What is Religion? - Part 2
By Admin on Feb 23, 2010 | In Srimad Bhagavad-gita, Soul (atma), God, Hegelian Philosophy, Evolution Theory, Vedanta
Sripad Bhakti Madhava Puri Maharaja, Ph.D.
REALITY IS PERSONAL FOR RELIGION–SUBJECT, NOT MERELY SUBSTANCE
This personal feature of reality must be clearly understood in religion. Consciousness implies thought or cognition, and where there is thought, there is personality. The Absolute Truth is therefore the Supreme Personality or Godhead, as the source of consciousness and thought in all its particularity and universality wherever it is found. This is intrinsic and intuitive to all consciousness, therefore, religion is found all over the world, in every civilization and culture, modified according to the mentality and nature of the different peoples, but always including a supreme personal being.
This must be the conclusion of a conscious reality - consciousness comes from consciousness only. Personality comes from personality only. The higher principle cannot come a lower one. The lower one is only the higher principle covered over. Evolution from a lower system to a higher one is impossible because there is no driving force or potency in purely random events to promote any systematic development. Aristotle's conclusion that there are two principle features of any developmental process, potentiality and actuality, remains as valid today as ever, but Darwinian evolutionary ideology denies any such potentiality. Therefore it fails and must continue to fail to explain actuality.
REVELATORY EPISTEMOLOGY
When the Absolute Truth or Ultimate Reality is considered personal, then the revelation of scripture becomes self-evident. vedanta krid veda vid eva caham – “I am the compiler and knower of Veda.”(Bhagavad-gita 15.15) Knowledge is received through a descending process, so that access to knowledge is granted only to those who have merit. This is a different process of knowledge than is ordinarily conceived, since it is manifested in one according to the degree they are purified or situated in goodness (sattva), and not merely by the amount of study or research they do.

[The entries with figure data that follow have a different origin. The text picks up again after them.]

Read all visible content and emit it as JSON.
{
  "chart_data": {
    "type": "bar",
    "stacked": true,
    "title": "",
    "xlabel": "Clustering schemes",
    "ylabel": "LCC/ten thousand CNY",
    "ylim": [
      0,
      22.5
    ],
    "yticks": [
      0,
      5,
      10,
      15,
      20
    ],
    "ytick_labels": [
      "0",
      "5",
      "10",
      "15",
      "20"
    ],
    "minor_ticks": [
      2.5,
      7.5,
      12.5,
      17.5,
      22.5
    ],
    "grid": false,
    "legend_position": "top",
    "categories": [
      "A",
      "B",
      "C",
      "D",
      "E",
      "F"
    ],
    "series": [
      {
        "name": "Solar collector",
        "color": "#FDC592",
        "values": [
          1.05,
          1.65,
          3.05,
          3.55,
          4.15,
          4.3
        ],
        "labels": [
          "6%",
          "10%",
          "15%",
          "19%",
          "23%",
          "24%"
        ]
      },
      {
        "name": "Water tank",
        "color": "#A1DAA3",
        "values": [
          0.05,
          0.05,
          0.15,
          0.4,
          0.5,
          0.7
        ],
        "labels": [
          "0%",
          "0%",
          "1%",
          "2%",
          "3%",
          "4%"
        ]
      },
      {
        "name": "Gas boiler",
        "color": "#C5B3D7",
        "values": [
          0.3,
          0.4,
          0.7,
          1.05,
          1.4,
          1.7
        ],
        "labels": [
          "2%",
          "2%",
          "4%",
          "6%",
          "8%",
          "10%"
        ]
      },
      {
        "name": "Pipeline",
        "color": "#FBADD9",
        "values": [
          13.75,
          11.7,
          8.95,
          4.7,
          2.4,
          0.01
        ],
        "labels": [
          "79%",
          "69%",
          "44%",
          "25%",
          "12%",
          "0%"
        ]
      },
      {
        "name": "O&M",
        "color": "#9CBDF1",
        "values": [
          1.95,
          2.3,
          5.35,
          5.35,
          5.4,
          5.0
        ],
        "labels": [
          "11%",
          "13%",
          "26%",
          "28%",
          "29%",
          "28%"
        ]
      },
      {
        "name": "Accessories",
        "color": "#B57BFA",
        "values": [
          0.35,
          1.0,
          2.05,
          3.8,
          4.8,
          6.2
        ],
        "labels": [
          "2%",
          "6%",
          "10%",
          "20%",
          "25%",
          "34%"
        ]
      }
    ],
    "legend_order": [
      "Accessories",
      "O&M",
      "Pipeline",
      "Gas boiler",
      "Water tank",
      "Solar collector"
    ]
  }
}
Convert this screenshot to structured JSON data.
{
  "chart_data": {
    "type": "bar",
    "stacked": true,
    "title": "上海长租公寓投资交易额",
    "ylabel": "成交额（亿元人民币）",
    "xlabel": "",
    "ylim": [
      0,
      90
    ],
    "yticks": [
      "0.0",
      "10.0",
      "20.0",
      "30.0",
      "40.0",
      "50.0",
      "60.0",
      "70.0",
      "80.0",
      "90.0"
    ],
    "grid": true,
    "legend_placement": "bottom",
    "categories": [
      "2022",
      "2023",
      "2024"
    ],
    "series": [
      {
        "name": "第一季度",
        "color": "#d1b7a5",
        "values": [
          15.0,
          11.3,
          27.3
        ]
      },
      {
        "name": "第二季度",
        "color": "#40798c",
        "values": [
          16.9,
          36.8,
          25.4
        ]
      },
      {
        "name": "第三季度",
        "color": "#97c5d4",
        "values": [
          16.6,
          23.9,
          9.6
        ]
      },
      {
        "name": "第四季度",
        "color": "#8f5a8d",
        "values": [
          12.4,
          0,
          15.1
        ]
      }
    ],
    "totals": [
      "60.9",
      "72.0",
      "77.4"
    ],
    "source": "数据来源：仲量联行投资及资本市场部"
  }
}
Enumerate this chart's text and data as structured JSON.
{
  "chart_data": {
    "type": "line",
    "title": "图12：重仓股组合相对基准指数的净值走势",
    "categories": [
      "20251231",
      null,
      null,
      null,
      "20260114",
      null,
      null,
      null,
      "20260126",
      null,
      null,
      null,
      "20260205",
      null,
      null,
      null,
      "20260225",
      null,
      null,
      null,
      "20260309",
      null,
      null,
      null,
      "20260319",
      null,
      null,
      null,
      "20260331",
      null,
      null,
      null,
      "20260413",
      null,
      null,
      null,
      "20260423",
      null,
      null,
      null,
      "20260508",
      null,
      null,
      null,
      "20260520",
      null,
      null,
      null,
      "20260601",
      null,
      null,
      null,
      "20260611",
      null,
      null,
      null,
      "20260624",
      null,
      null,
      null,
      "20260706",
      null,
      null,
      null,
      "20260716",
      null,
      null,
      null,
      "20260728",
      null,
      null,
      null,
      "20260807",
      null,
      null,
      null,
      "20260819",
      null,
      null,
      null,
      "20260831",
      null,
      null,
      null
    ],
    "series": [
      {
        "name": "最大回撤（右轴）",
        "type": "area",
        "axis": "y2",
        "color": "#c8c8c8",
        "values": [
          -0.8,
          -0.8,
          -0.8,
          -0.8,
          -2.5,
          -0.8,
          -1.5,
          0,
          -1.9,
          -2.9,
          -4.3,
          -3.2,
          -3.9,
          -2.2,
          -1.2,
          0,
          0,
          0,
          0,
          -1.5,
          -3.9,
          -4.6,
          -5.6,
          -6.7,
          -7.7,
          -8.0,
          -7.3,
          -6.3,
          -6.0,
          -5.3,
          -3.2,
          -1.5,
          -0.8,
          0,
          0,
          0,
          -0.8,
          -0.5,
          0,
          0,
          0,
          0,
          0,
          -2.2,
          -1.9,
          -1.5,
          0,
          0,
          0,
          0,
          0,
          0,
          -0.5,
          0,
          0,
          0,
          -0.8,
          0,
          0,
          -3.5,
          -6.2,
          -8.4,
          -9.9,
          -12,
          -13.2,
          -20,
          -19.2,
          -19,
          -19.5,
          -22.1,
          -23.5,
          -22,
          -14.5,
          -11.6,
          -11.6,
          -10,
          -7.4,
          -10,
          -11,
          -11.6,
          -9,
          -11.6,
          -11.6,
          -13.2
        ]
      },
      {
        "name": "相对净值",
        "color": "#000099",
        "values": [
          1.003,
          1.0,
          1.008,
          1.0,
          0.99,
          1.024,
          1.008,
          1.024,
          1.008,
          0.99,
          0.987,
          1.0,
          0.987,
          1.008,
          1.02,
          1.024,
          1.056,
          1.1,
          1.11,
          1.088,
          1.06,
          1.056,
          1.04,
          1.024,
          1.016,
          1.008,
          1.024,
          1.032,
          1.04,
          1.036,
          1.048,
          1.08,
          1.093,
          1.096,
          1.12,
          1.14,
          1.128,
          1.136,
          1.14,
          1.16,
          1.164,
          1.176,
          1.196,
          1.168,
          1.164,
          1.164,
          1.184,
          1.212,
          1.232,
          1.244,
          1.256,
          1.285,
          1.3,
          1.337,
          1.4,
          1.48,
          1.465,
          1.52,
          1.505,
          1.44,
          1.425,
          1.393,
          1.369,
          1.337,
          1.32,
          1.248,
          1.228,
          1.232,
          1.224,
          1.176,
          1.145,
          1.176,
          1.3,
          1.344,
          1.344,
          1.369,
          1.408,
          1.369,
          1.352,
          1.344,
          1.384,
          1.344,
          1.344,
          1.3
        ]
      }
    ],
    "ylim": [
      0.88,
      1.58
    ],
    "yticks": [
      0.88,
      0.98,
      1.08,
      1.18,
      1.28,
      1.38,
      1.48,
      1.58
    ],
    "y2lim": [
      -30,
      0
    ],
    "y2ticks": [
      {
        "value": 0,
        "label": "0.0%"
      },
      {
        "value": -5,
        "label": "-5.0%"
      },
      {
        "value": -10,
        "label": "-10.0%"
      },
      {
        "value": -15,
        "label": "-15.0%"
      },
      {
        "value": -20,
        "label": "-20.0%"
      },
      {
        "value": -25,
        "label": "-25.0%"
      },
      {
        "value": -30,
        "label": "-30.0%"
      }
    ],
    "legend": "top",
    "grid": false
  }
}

Plato also conceived epistemology to be an uncovering or revelation of what was already present in the individual. In fact, the word “education” is from the Latin e-ducare which means “to draw out” apparently referring to what was already there to begin with. So this idea has very ancient roots, and yet is quite contrary to the modern idea of feeding information into the student.
THE SOUL, ATMA OR FINITE CONSCIOUSNESS
Vedanta-sutra begins with the aphorism, athatho brahma jijnasa -- "Know thyself as Brahman (consciousness)." A similar aphorism appears about 2500 years later over the forecourt of the Apollo temple at Delphi, gnothi seauton, "Know thyself." And about 2000 years after that Descartes, in 17th century France, announces, cogito ergo sum - "I think, therefore I am."
A hundred years earlier, in 16th century Bengal, India, Sri Chaitanya Mahaprabhu was asked by a learned scholar, "Ke ami?" - who am I? And Mahaprabhup answered: jivera swarupa haya, krsnera nitya dasa, identifying the nature of the jiva (sou) as the eternal servant of Krishna.
This centrality of knowing the true nature of the self or soul, unfortunately became thrust aside by Francis Bacon who wrote, de nobis ipsis silemus - "of ourselves we must be silent" in his treatise circa 1620 on the scientific study of Nature. Out of humility or ignorance or both, modern science took this turn and for those who followed this path, knowledge became outwardly directed, while Man became a hollow filled only with darkness, and the truth of religion became the worship of the empty name of an unknown God.
It is important to study the history of ideas, to know where we came from, what our present position is, and where we are going. This is the purpose of philosophy, and, as we maintain, it is therefore the purpose of Religion. Great truths always appear first in religion before they are articulated by philosophy, but they are not divergent. Religion, philosophy, science and art are all branches of the same tree of knowledge that seek truth in various ways. Apparent diversions from this harmony are only half-seen truths that have yet to come to full fruition.
Religion contains the condensed form of the highest truth of philosophy, and it must teach its adherents the nature of our present condition, the goal of life and the means to achieve it.
THE ABSOLUTE TRUTH
God or the absolute truth is the comprehension of Reality as Personal. This means it is not only our comprehension, but the Truth itself, or Himself, knows Himself as Truth. This is Spirit, the truth that knows itself as truth. Consequently, that knowledge which targets the Absolute Truth is above the conception of God - the supreme controller and creator, and is more properly conceived as the Supreme Personality of Godhead, a far more inclusive conception than God.
I am sure there are those who can tell you far more details than have been outlined here, but the essential thing in religion is to actualize our life of devotion to Him in Whom we live and move and have our being.